Einer der Menschen, der mir darin Einblick gab, wie ein Therapeut sein Arbeiten erfährt, war Dr. Medard Boss, ein Schweizer Psychoanalytiker und Vater der Daseinsanalyse. Boss entwickelte Heideggers Verständnis von "Dasein" dahin, dass er MitSein darin einschloss. Vor Jahren, in einem Gespräch mit Boss, bat ich ihn, mir etwas über die Beziehung mit Georg Groddeck zu erzählen. Groddeck war ein deutscher Arzt, der an Freud das Konzept des "Es" weitergab. Unter "Es" verstand Groddeck den Körper. Für ihn war das "Es" wichtiger als das "Ich". Groddeck war gegen das Konzept Freuds, das sich in dem Satz ausdrückte "Wo Es war, soll Ich sein.". Er war auch interessiert an therapeutischer Berührung und an ihrer Beziehung zu Symbolbildung und Krankheit. Er könnte als der erste somatische Psychologe bezeichnet werden.

Da ich mich für das leibhafte Leben interessiere, fragte ich Boss nach seinen Erinnerungen an Groddeck. Boss hat Groddeck besucht, als dieser sterbend in einem Sanatorium lag. Ich wollte wissen, wie es war, mit ihm zu sein, diesem großen somatischen Pionier.

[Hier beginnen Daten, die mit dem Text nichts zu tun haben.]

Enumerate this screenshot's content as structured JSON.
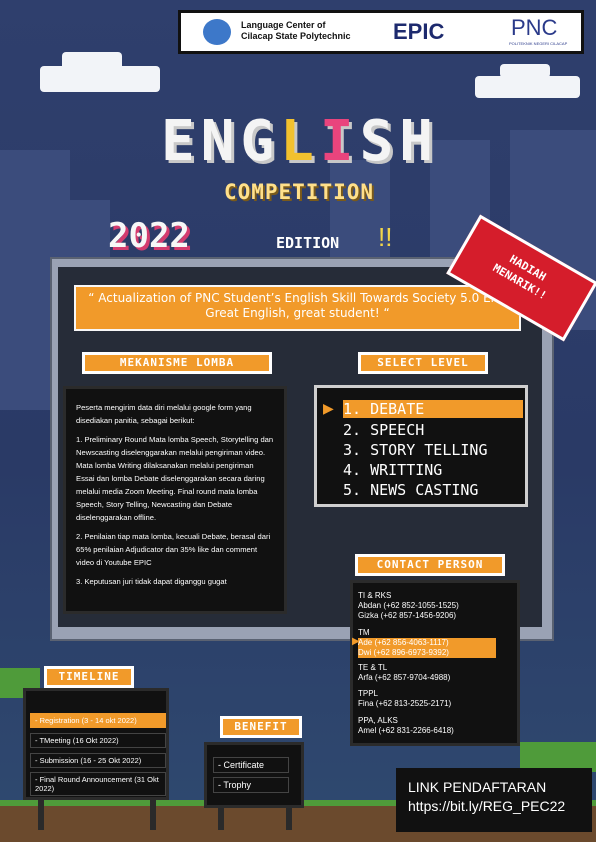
{
  "header": {
    "org_name": "Language Center of Cilacap State Polytechnic",
    "epic_logo": "EPIC",
    "pnc_logo": "PNC",
    "pnc_subtitle": "POLITEKNIK NEGERI CILACAP"
  },
  "title": {
    "letters": [
      "E",
      "N",
      "G",
      "L",
      "I",
      "S",
      "H"
    ],
    "letter_colors": [
      "#f4f4f4",
      "#f4f4f4",
      "#f4f4f4",
      "#f2c12e",
      "#e9447d",
      "#f4f4f4",
      "#f4f4f4"
    ],
    "subtitle": "COMPETITION",
    "year": "2022",
    "edition": "EDITION",
    "bang": "!!"
  },
  "ribbon": {
    "line1": "HADIAH",
    "line2": "MENARIK!!"
  },
  "quote": "“ Actualization of PNC Student’s English Skill Towards Society 5.0 Era. Great English, great student! “",
  "mekanisme": {
    "heading": "MEKANISME LOMBA",
    "intro": "Peserta mengirim data diri melalui google form yang disediakan panitia, sebagai berikut:",
    "items": [
      "1.   Preliminary Round Mata lomba Speech, Storytelling dan Newscasting diselenggarakan melalui pengiriman video. Mata lomba Writing dilaksanakan melalui pengiriman Essai dan lomba Debate diselenggarakan secara daring melalui media Zoom Meeting. Final round mata lomba Speech, Story Telling, Newcasting dan Debate diselenggarakan offline.",
      "2. Penilaian tiap mata lomba, kecuali Debate, berasal dari 65% penilaian Adjudicator dan 35% like dan comment video di Youtube EPIC",
      "3.   Keputusan juri tidak dapat diganggu gugat"
    ]
  },
  "level": {
    "heading": "SELECT LEVEL",
    "items": [
      "1. DEBATE",
      "2. SPEECH",
      "3. STORY TELLING",
      "4. WRITTING",
      "5. NEWS CASTING"
    ],
    "selected_index": 0,
    "cursor": "▶"
  },
  "contact": {
    "heading": "CONTACT PERSON",
    "groups": [
      {
        "name": "TI & RKS",
        "lines": [
          "Abdan (+62 852-1055-1525)",
          "Gizka (+62 857-1456-9206)"
        ]
      },
      {
        "name": "TM",
        "lines": [
          "Ade (+62 856-4063-1117)",
          "Dwi (+62 896-6973-9392)"
        ]
      },
      {
        "name": "TE & TL",
        "lines": [
          "Arfa (+62 857-9704-4988)"
        ]
      },
      {
        "name": "TPPL",
        "lines": [
          "Fina (+62 813-2525-2171)"
        ]
      },
      {
        "name": "PPA, ALKS",
        "lines": [
          "Amel (+62 831-2266-6418)"
        ]
      }
    ],
    "selected_index": 1,
    "cursor": "▶"
  },
  "timeline": {
    "heading": "TIMELINE",
    "items": [
      "- Registration (3 - 14 okt 2022)",
      "- TMeeting (16 Okt 2022)",
      "- Submission (16 - 25 Okt 2022)",
      "- Final Round Announcement (31 Okt 2022)"
    ]
  },
  "benefit": {
    "heading": "BENEFIT",
    "items": [
      "- Certificate",
      "- Trophy"
    ]
  },
  "link": {
    "label": "LINK PENDAFTARAN",
    "url": "https://bit.ly/REG_PEC22"
  },
  "colors": {
    "accent": "#f19a2a",
    "sky": "#2f3f6d",
    "ribbon": "#d51d2b"
  }
}
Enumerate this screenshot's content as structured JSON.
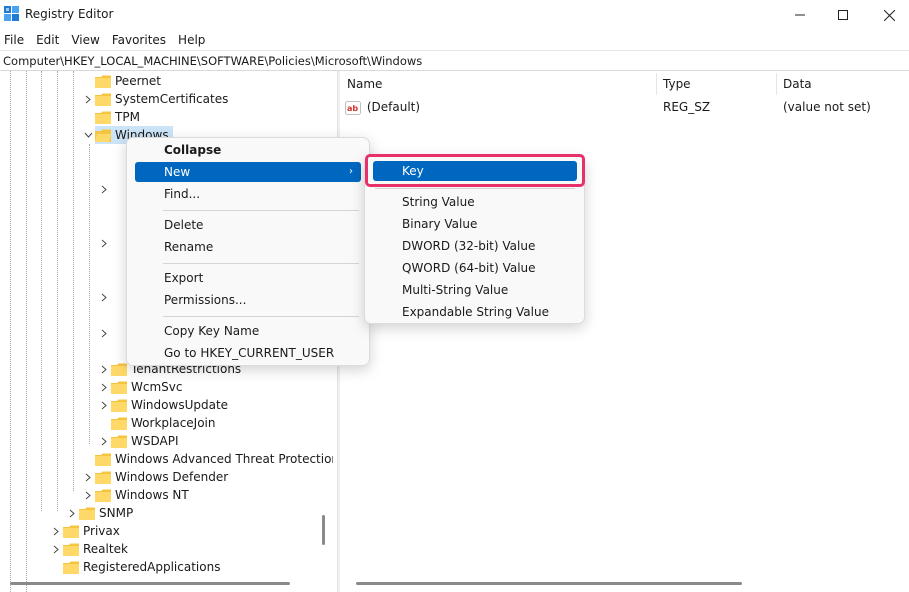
{
  "window": {
    "title": "Registry Editor",
    "minimize": "minimize",
    "maximize": "maximize",
    "close": "close"
  },
  "menubar": [
    "File",
    "Edit",
    "View",
    "Favorites",
    "Help"
  ],
  "address": "Computer\\HKEY_LOCAL_MACHINE\\SOFTWARE\\Policies\\Microsoft\\Windows",
  "tree": {
    "top_items": [
      {
        "label": "Peernet",
        "expandable": false
      },
      {
        "label": "SystemCertificates",
        "expandable": true
      },
      {
        "label": "TPM",
        "expandable": false
      },
      {
        "label": "Windows",
        "expandable": true,
        "expanded": true,
        "selected": true
      }
    ],
    "windows_children": [
      {
        "label": "TenantRestrictions",
        "expandable": true
      },
      {
        "label": "WcmSvc",
        "expandable": true
      },
      {
        "label": "WindowsUpdate",
        "expandable": true
      },
      {
        "label": "WorkplaceJoin",
        "expandable": false
      },
      {
        "label": "WSDAPI",
        "expandable": true
      }
    ],
    "microsoft_tail": [
      {
        "label": "Windows Advanced Threat Protection",
        "expandable": false
      },
      {
        "label": "Windows Defender",
        "expandable": true
      },
      {
        "label": "Windows NT",
        "expandable": true
      }
    ],
    "policies_tail": [
      {
        "label": "SNMP",
        "expandable": true
      }
    ],
    "software_tail": [
      {
        "label": "Privax",
        "expandable": true
      },
      {
        "label": "Realtek",
        "expandable": true
      },
      {
        "label": "RegisteredApplications",
        "expandable": false
      }
    ]
  },
  "values": {
    "columns": [
      "Name",
      "Type",
      "Data"
    ],
    "rows": [
      {
        "name": "(Default)",
        "type": "REG_SZ",
        "data": "(value not set)",
        "icon": "string-value-icon"
      }
    ]
  },
  "context_menu": {
    "items": [
      {
        "label": "Collapse",
        "bold": true
      },
      {
        "label": "New",
        "submenu": true,
        "active": true
      },
      {
        "label": "Find..."
      },
      {
        "separator": true
      },
      {
        "label": "Delete"
      },
      {
        "label": "Rename"
      },
      {
        "separator": true
      },
      {
        "label": "Export"
      },
      {
        "label": "Permissions..."
      },
      {
        "separator": true
      },
      {
        "label": "Copy Key Name"
      },
      {
        "label": "Go to HKEY_CURRENT_USER"
      }
    ],
    "submenu_arrow": "›"
  },
  "submenu": {
    "items": [
      {
        "label": "Key",
        "active": true
      },
      {
        "separator": true
      },
      {
        "label": "String Value"
      },
      {
        "label": "Binary Value"
      },
      {
        "label": "DWORD (32-bit) Value"
      },
      {
        "label": "QWORD (64-bit) Value"
      },
      {
        "label": "Multi-String Value"
      },
      {
        "label": "Expandable String Value"
      }
    ]
  },
  "colors": {
    "accent": "#0067c0",
    "highlight": "#e8306a",
    "folder": "#f5c542"
  }
}
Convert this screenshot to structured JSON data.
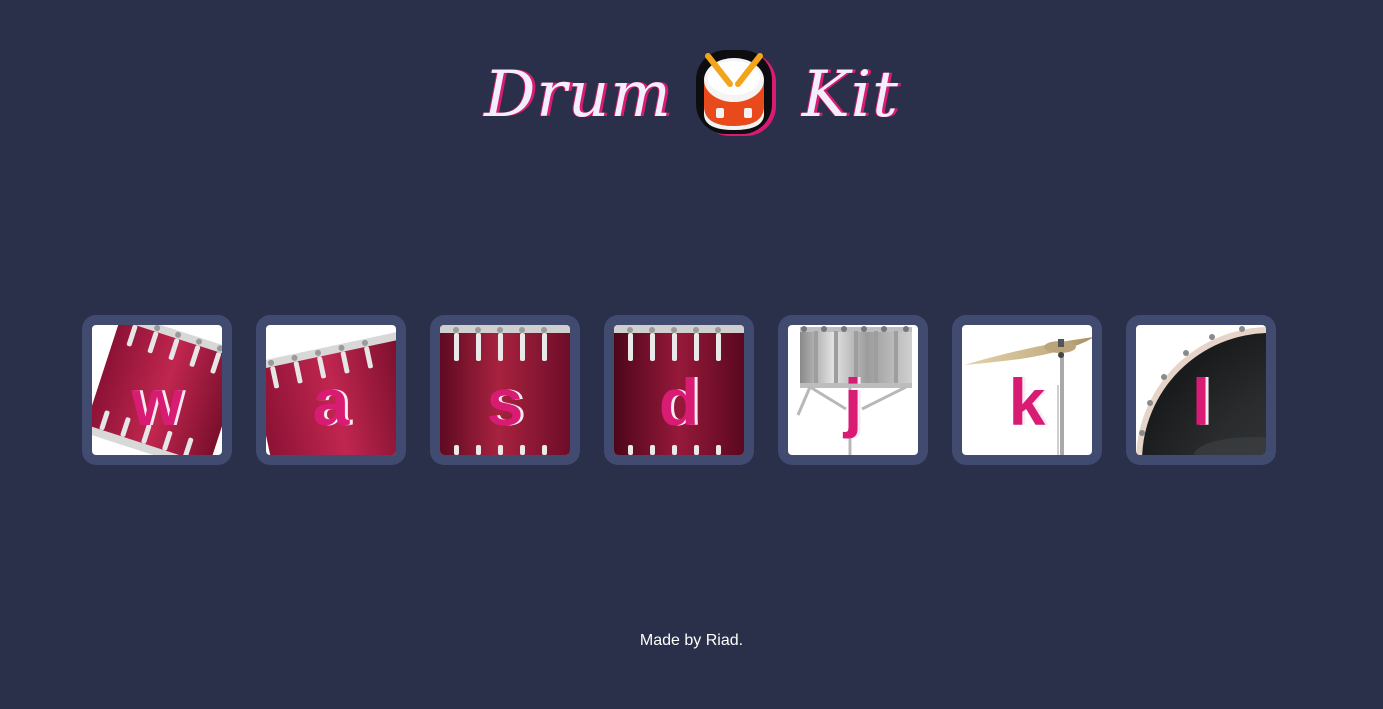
{
  "title": {
    "left_word": "Drum",
    "right_word": "Kit",
    "emoji_icon": "drum-icon"
  },
  "pads": [
    {
      "key": "w",
      "instrument_icon": "tom-1-icon"
    },
    {
      "key": "a",
      "instrument_icon": "tom-2-icon"
    },
    {
      "key": "s",
      "instrument_icon": "tom-3-icon"
    },
    {
      "key": "d",
      "instrument_icon": "tom-4-icon"
    },
    {
      "key": "j",
      "instrument_icon": "snare-icon"
    },
    {
      "key": "k",
      "instrument_icon": "crash-cymbal-icon"
    },
    {
      "key": "l",
      "instrument_icon": "kick-bass-icon"
    }
  ],
  "footer": {
    "text": "Made by Riad."
  },
  "colors": {
    "background": "#2a304a",
    "pad_frame": "#414b70",
    "key_text": "#d81b73",
    "drum_red": "#a3183f"
  }
}
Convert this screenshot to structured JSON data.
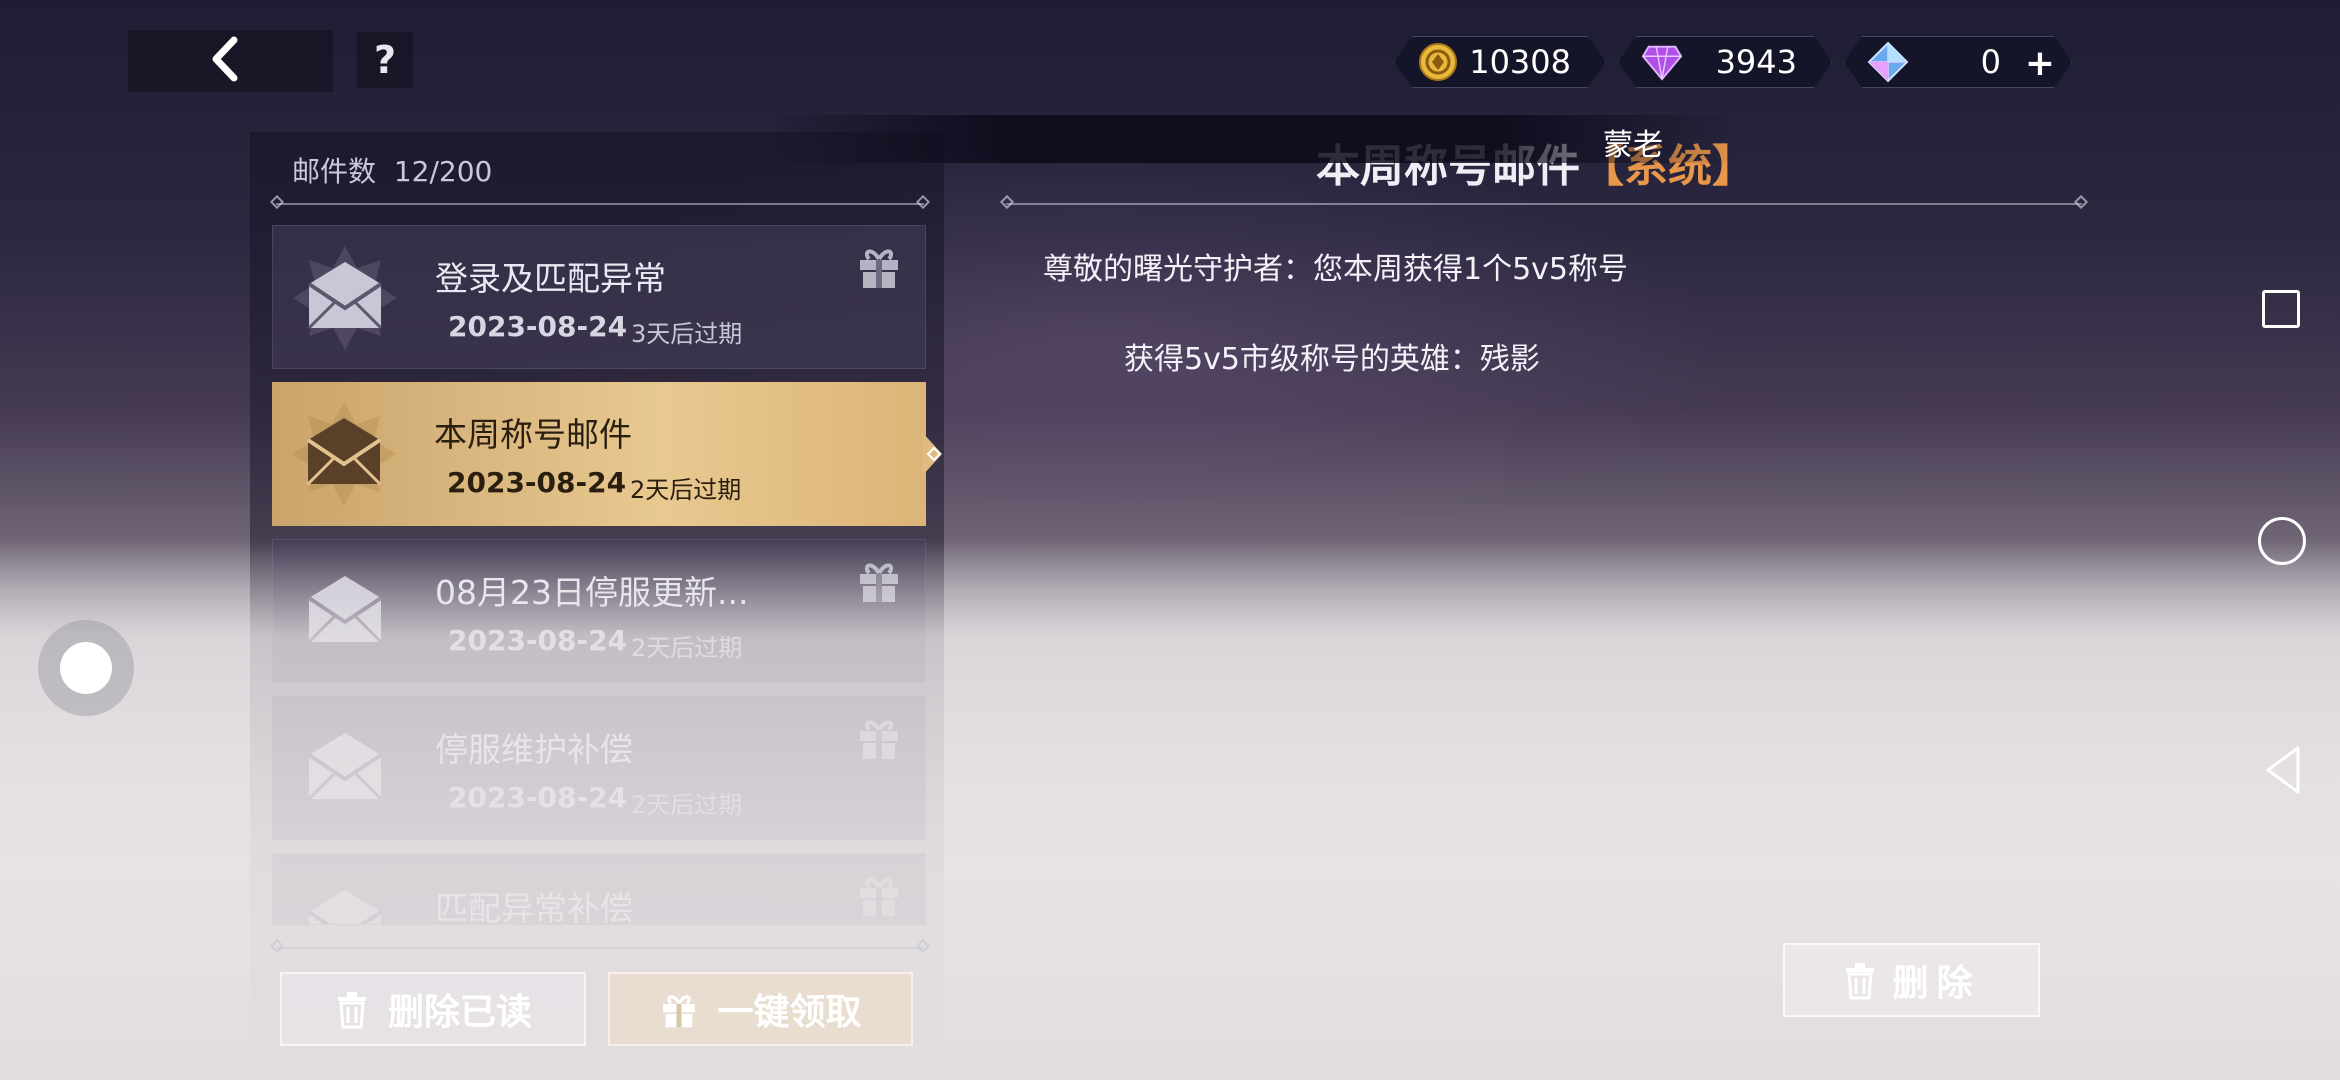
{
  "header": {
    "back_icon": "chevron-left-icon",
    "help_label": "?"
  },
  "currencies": [
    {
      "icon": "gold-coin-icon",
      "value": "10308"
    },
    {
      "icon": "purple-crystal-icon",
      "value": "3943"
    },
    {
      "icon": "blue-gem-icon",
      "value": "0"
    }
  ],
  "currency_add": "+",
  "mailbox": {
    "count_label": "邮件数",
    "count_value": "12/200",
    "items": [
      {
        "title": "登录及匹配异常",
        "date": "2023-08-24",
        "expire": "3天后过期",
        "has_gift": true,
        "selected": false
      },
      {
        "title": "本周称号邮件",
        "date": "2023-08-24",
        "expire": "2天后过期",
        "has_gift": false,
        "selected": true
      },
      {
        "title": "08月23日停服更新...",
        "date": "2023-08-24",
        "expire": "2天后过期",
        "has_gift": true,
        "selected": false
      },
      {
        "title": "停服维护补偿",
        "date": "2023-08-24",
        "expire": "2天后过期",
        "has_gift": true,
        "selected": false
      },
      {
        "title": "匹配异常补偿",
        "date": "",
        "expire": "",
        "has_gift": true,
        "selected": false
      }
    ],
    "delete_read_label": "删除已读",
    "claim_all_label": "一键领取"
  },
  "detail": {
    "title": "本周称号邮件",
    "tag": "【系统】",
    "sender": "蒙老",
    "line1": "尊敬的曙光守护者：您本周获得1个5v5称号",
    "line2": "获得5v5市级称号的英雄：残影",
    "delete_label": "删除"
  },
  "colors": {
    "selected_gold": "#e0bb80",
    "tag_orange": "#e8964a"
  }
}
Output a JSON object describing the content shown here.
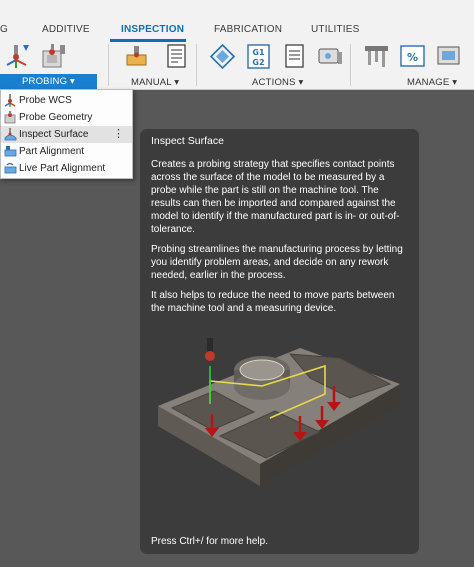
{
  "toolbar": {
    "tabs": [
      "G",
      "ADDITIVE",
      "INSPECTION",
      "FABRICATION",
      "UTILITIES"
    ],
    "active_tab": "INSPECTION",
    "groups": {
      "probing": "PROBING ▾",
      "manual": "MANUAL ▾",
      "actions": "ACTIONS ▾",
      "manage": "MANAGE ▾"
    },
    "g1g2_icon_text": [
      "G1",
      "G2"
    ],
    "accent_color": "#0d6fb8"
  },
  "probing_menu": {
    "items": [
      {
        "label": "Probe WCS",
        "icon": "probe-wcs-icon"
      },
      {
        "label": "Probe Geometry",
        "icon": "probe-geometry-icon"
      },
      {
        "label": "Inspect Surface",
        "icon": "inspect-surface-icon",
        "hovered": true
      },
      {
        "label": "Part Alignment",
        "icon": "part-alignment-icon"
      },
      {
        "label": "Live Part Alignment",
        "icon": "live-part-alignment-icon"
      }
    ],
    "kebab": "⋮"
  },
  "tooltip": {
    "title": "Inspect Surface",
    "paragraphs": [
      "Creates a probing strategy that specifies contact points across the surface of the model to be measured by a probe while the part is still on the machine tool. The results can then be imported and compared against the model to identify if the manufactured part is in- or out-of-tolerance.",
      "Probing streamlines the manufacturing process by letting you identify problem areas, and decide on any rework needed, earlier in the process.",
      "It also helps to reduce the need to move parts between the machine tool and a measuring device."
    ],
    "footer": "Press Ctrl+/ for more help."
  }
}
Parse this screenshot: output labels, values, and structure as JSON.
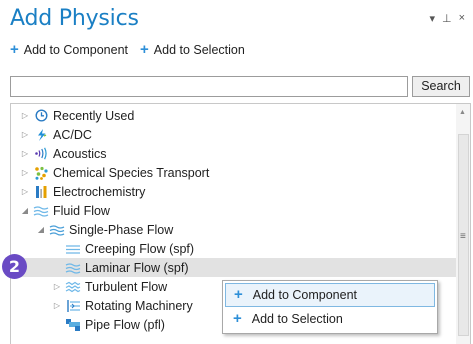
{
  "panel": {
    "title": "Add Physics"
  },
  "window_controls": {
    "menu": "▾",
    "pin": "⊥",
    "close": "×"
  },
  "toolbar": {
    "add_to_component": "Add to Component",
    "add_to_selection": "Add to Selection"
  },
  "search": {
    "value": "",
    "button": "Search"
  },
  "tree": [
    {
      "label": "Recently Used",
      "icon": "clock-icon"
    },
    {
      "label": "AC/DC",
      "icon": "acdc-icon"
    },
    {
      "label": "Acoustics",
      "icon": "acoustics-icon"
    },
    {
      "label": "Chemical Species Transport",
      "icon": "chemical-icon"
    },
    {
      "label": "Electrochemistry",
      "icon": "electrochemistry-icon"
    },
    {
      "label": "Fluid Flow",
      "icon": "fluid-flow-icon"
    },
    {
      "label": "Single-Phase Flow",
      "icon": "single-phase-flow-icon"
    },
    {
      "label": "Creeping Flow (spf)",
      "icon": "creeping-flow-icon"
    },
    {
      "label": "Laminar Flow (spf)",
      "icon": "laminar-flow-icon"
    },
    {
      "label": "Turbulent Flow",
      "icon": "turbulent-flow-icon"
    },
    {
      "label": "Rotating Machinery",
      "icon": "rotating-machinery-icon"
    },
    {
      "label": "Pipe Flow (pfl)",
      "icon": "pipe-flow-icon"
    }
  ],
  "badge": "2",
  "context_menu": {
    "add_to_component": "Add to Component",
    "add_to_selection": "Add to Selection"
  },
  "colors": {
    "title": "#1a7fc4",
    "accent": "#2d8fd8",
    "badge": "#6a4bc4",
    "selected_row": "#e2e2e2"
  }
}
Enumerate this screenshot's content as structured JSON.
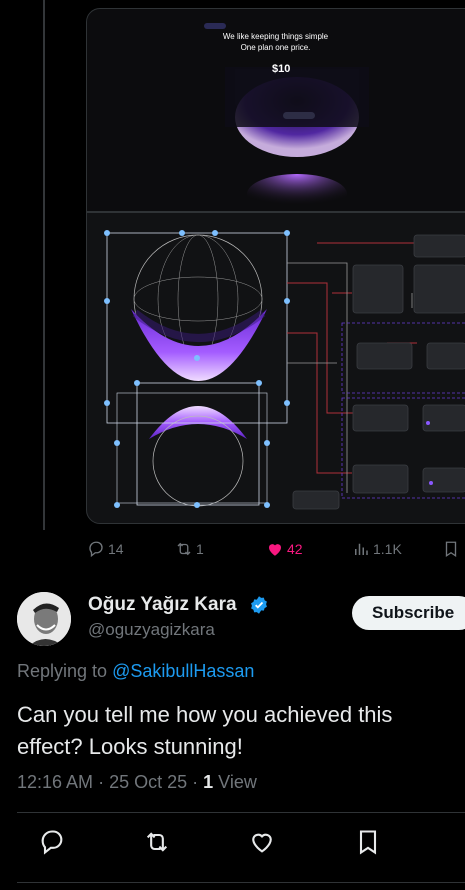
{
  "media_top": {
    "heading_line1": "We like keeping things simple",
    "heading_line2": "One plan one price.",
    "price": "$10"
  },
  "tweet_actions": {
    "replies": "14",
    "reposts": "1",
    "likes": "42",
    "views": "1.1K"
  },
  "reply": {
    "author_name": "Oğuz Yağız Kara",
    "author_handle": "@oguzyagizkara",
    "subscribe_label": "Subscribe",
    "replying_prefix": "Replying to",
    "replying_to": "@SakibullHassan",
    "text": "Can you tell me how you achieved this effect? Looks stunning!",
    "time": "12:16 AM",
    "date": "25 Oct 25",
    "views_count": "1",
    "views_label": "View"
  },
  "icons": [
    "reply-icon",
    "repost-icon",
    "like-icon",
    "views-icon",
    "bookmark-icon",
    "verified-icon"
  ],
  "colors": {
    "background": "#000000",
    "like": "#f91880",
    "link": "#1d9bf0",
    "verified": "#1d9bf0",
    "muted": "#71767b"
  }
}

"Ich war ein junger Mann als Groddeck, der viel ältere, in das Sanatorium kam.", erzählte mir Boss. "Groddeck sprach von der Erfahrung, durch sein Es- seinen Körper - gelebt zu werden. Sein Es wisse, wie man sterbe. Er war da, mit seinem Sterben. Der sterbende Mensch hat keine Angst, wenn nur jemand mit ihm ist, meinte er. Groddeck hatte keine Angst, mit seiner Schwäche zu sein, solange er spürte, dass ein Stärkerer ihn begleitete. Als junger Arzt war ich unterwiesen worden, keine Angst vor sterbenden Menschen zu haben. Nun sah ich, wie er da war mit seinem Sterben, wie er von einem uralten, eingeborenen Prozess zum Sterben geleitet wurde. Ich wurde in sein Sterben hinein genommen. Ich war berührt von seiner Präsenz. Ich lernte, dass die Schwäche eines Menschen seine Fähigkeit da zu sein nicht mindert, sondern nur dessen Dauer. Sterben ist ein Mysterium, ein Geheimnis des Menschen, der ins Leben kommt und dann zurückgerufen wird." Ich fragte Groddeck, wie ihn das berührt habe. Er antwortete, Sterben sei eine eigene Form von Präsenz. Diese Erfahrung wurde mir zu einer besonderen Lehre: Information und Ausbildung sind kein Ersatz für das einfache und leibhafte DaSein mit einem Menschen.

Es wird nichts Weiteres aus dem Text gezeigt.